INVESTIGADORES
FERRER Maria Florencia
congresos y reuniones científicas
Título:
CARACTERIZACIÓN MOLECULAR DE UNA CEPA PATOGÉNICA DEL VIRUS JUNÍN
Autor/es:
THOMAS PT; BACIGALUPO L; CALDERONE M; GOMEZ RM; FERRER MF
Lugar:
Buenos Aires
Reunión:
Congreso; XIII Congreso Argentino de Virologia; 2021
Institución organizadora:
Sociedad Argentina de Virologia
Resumen:
Con el objetivo de caracterizar la variante patógena de JUNV P3441 (P) a nivel molecular, se infectaron células BHK con la cepa P en MOI 1. A los 3 días post-infección, se recolectaron las células y se utilizó el reactivo TransZol (TransGen Biotech) para extraer el ARN total. Posteriormente, se incubaron 2 µg de ARN viral con 1 µl de transcriptasa inversa (Superscript IV, Invitrogen) y cebadores aleatorios (50 µM, Invitrogen) durante 10 min a 25ºC seguido de incubación a 50ºC durante 50 min. Luego, se usó 1 µl de ADNc como molde en cada PCR posterior usando 17 pares de cebadores para amplificar el genoma completo.
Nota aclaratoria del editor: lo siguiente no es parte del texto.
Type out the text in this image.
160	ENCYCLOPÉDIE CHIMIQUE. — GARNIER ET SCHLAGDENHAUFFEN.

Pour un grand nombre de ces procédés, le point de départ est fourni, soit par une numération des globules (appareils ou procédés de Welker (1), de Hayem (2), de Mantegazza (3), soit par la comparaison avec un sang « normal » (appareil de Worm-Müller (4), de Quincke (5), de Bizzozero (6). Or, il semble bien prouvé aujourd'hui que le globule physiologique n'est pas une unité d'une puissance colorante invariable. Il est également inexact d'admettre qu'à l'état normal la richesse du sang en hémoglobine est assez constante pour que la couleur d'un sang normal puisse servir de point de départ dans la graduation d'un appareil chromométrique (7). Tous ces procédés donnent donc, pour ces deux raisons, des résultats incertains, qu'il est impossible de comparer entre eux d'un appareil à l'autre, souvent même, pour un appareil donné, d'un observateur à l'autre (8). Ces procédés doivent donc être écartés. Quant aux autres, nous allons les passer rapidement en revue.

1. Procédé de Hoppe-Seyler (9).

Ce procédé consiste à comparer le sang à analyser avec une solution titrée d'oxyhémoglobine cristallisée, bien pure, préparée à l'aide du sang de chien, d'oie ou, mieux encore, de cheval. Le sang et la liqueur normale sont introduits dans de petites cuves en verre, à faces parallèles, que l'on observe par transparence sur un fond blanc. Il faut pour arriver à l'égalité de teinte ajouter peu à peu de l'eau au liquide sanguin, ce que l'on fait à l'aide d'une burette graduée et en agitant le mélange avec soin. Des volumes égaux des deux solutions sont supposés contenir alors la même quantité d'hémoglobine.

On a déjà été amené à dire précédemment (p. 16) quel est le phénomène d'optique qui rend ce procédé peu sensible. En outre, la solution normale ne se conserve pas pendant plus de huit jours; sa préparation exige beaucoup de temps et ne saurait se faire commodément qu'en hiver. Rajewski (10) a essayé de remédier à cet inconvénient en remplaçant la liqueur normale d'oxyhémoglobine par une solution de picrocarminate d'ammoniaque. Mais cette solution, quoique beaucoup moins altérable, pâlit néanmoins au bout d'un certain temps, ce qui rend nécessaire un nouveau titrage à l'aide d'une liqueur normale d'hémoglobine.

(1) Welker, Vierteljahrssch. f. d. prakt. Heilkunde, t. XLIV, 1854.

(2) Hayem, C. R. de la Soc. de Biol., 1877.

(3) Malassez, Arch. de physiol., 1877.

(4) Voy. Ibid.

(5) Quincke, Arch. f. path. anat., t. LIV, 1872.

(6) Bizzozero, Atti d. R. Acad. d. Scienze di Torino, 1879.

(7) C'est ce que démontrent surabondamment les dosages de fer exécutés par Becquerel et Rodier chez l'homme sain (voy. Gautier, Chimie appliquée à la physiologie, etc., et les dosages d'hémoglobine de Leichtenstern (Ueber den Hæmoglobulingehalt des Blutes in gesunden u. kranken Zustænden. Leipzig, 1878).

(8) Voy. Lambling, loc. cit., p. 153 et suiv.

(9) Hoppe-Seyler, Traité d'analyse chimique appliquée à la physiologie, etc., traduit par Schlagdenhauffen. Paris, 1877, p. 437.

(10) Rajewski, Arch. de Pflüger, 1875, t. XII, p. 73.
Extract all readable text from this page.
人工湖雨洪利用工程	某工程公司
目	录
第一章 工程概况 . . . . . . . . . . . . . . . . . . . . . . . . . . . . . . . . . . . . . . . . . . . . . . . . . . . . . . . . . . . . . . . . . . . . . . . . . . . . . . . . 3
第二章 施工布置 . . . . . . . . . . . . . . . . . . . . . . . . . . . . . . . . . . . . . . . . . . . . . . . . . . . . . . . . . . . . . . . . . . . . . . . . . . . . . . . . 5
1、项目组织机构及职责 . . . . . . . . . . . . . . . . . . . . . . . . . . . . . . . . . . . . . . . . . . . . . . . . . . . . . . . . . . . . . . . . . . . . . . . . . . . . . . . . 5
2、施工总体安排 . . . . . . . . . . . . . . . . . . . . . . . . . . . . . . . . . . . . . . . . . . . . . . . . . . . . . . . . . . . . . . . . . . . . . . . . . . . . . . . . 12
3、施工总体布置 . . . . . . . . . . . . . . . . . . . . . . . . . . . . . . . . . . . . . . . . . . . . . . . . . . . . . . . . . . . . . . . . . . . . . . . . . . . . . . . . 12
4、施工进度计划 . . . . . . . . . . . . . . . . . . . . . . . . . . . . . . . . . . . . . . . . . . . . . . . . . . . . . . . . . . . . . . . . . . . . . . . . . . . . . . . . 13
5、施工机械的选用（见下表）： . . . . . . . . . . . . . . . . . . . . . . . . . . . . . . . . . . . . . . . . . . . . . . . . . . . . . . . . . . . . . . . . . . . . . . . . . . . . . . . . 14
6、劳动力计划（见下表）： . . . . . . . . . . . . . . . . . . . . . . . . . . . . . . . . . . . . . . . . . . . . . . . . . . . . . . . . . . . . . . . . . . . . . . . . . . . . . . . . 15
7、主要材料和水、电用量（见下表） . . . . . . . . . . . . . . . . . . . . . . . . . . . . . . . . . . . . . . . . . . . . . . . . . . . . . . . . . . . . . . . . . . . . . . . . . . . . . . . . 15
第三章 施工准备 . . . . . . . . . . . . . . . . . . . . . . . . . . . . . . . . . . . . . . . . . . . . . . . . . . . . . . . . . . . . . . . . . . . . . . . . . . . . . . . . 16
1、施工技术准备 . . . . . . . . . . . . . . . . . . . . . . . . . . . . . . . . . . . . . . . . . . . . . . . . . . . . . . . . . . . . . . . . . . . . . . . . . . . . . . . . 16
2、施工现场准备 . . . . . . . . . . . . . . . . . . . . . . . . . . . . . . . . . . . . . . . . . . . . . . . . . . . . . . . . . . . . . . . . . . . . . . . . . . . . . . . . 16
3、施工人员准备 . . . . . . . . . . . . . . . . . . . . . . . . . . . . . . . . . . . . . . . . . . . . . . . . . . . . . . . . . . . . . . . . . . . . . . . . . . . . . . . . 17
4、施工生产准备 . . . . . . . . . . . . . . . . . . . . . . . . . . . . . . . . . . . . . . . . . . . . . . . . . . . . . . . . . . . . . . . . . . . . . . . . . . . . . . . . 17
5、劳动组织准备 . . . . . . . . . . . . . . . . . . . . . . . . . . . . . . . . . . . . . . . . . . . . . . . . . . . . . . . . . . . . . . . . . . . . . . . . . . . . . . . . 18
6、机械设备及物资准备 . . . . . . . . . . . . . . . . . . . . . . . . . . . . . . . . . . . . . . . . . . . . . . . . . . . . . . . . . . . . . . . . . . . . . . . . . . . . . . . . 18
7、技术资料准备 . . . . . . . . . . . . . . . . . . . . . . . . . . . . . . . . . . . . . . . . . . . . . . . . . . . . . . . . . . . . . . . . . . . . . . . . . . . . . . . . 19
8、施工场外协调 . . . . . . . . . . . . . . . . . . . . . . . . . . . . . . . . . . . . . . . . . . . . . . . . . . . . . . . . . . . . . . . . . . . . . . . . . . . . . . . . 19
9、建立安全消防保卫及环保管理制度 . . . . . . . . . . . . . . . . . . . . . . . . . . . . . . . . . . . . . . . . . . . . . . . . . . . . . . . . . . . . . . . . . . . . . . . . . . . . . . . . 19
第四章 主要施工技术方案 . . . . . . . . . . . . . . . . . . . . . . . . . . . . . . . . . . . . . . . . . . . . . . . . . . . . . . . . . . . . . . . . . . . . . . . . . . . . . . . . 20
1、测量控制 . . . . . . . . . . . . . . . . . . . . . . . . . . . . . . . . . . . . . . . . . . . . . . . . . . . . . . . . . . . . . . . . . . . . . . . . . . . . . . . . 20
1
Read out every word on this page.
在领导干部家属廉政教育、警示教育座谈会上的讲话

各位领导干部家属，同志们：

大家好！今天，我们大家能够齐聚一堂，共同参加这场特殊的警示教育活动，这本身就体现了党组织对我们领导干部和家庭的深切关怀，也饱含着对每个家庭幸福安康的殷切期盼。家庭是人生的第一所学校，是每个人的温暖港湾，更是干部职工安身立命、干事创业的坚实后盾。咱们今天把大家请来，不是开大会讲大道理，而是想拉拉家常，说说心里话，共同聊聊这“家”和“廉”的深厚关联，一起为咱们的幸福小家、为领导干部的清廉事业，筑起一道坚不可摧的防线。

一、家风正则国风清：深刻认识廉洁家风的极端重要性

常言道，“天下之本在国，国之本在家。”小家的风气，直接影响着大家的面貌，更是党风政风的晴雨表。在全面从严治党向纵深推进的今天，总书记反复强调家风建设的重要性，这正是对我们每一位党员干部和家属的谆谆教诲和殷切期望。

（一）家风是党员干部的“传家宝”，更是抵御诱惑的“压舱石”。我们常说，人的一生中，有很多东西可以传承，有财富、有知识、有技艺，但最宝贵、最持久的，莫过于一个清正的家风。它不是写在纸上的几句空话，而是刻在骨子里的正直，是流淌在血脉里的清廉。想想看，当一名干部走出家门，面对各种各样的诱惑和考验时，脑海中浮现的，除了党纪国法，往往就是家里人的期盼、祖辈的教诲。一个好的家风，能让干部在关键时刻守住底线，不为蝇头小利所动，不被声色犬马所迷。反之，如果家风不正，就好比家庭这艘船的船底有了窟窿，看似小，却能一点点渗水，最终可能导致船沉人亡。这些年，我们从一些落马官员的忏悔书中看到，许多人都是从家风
Los fragmentos amplificados se enviaron a Macrogen (Corea) para secuenciación de electroforesis capilar seguida de análisis utilizando el software Ugene.Los resultados mostraron 59 diferencias en el genoma entre P y la cepa atenuada vacunal Candid 1 (C#1), incluidas algunas con funciones biológicas potenciales como la proteína N R476, dentro de un dominio de unión a Z, D511 y L546, conservados en varias cepas patógenas y la proteína Z V64 dentro del dominio Z RING. La proteína L mostró más de 40 diferencias con C#1, pero su relevancia es incierta ya que ninguna está dentro de los dominios funcionales conocidos hasta ahora. GPC mostró poseer todas las mutaciones puntuales que han sido estudiadas por otros grupos. Luego, se diseñaron cebadores específicos para amplificar los 4 ORF de JUNV. Se obtuvieron fragmentos del tamaño esperado para los ORF que codifican Z, N y GPC. En el caso de L, se obtuvieron cuatro fragmentos. Luego, los fragmentos se clonaron en el vector pGEM-T (Promega) siguiendo las instrucciones del fabricante. Hasta el momento, se han clonado todos los ORF excepto un fragmento L, que todavía está en curso.Concluimos que nuestro enfoque fue útil para conocer la secuencia del genoma de esta variante viral, así como para generar herramientas moleculares para futuros estudios.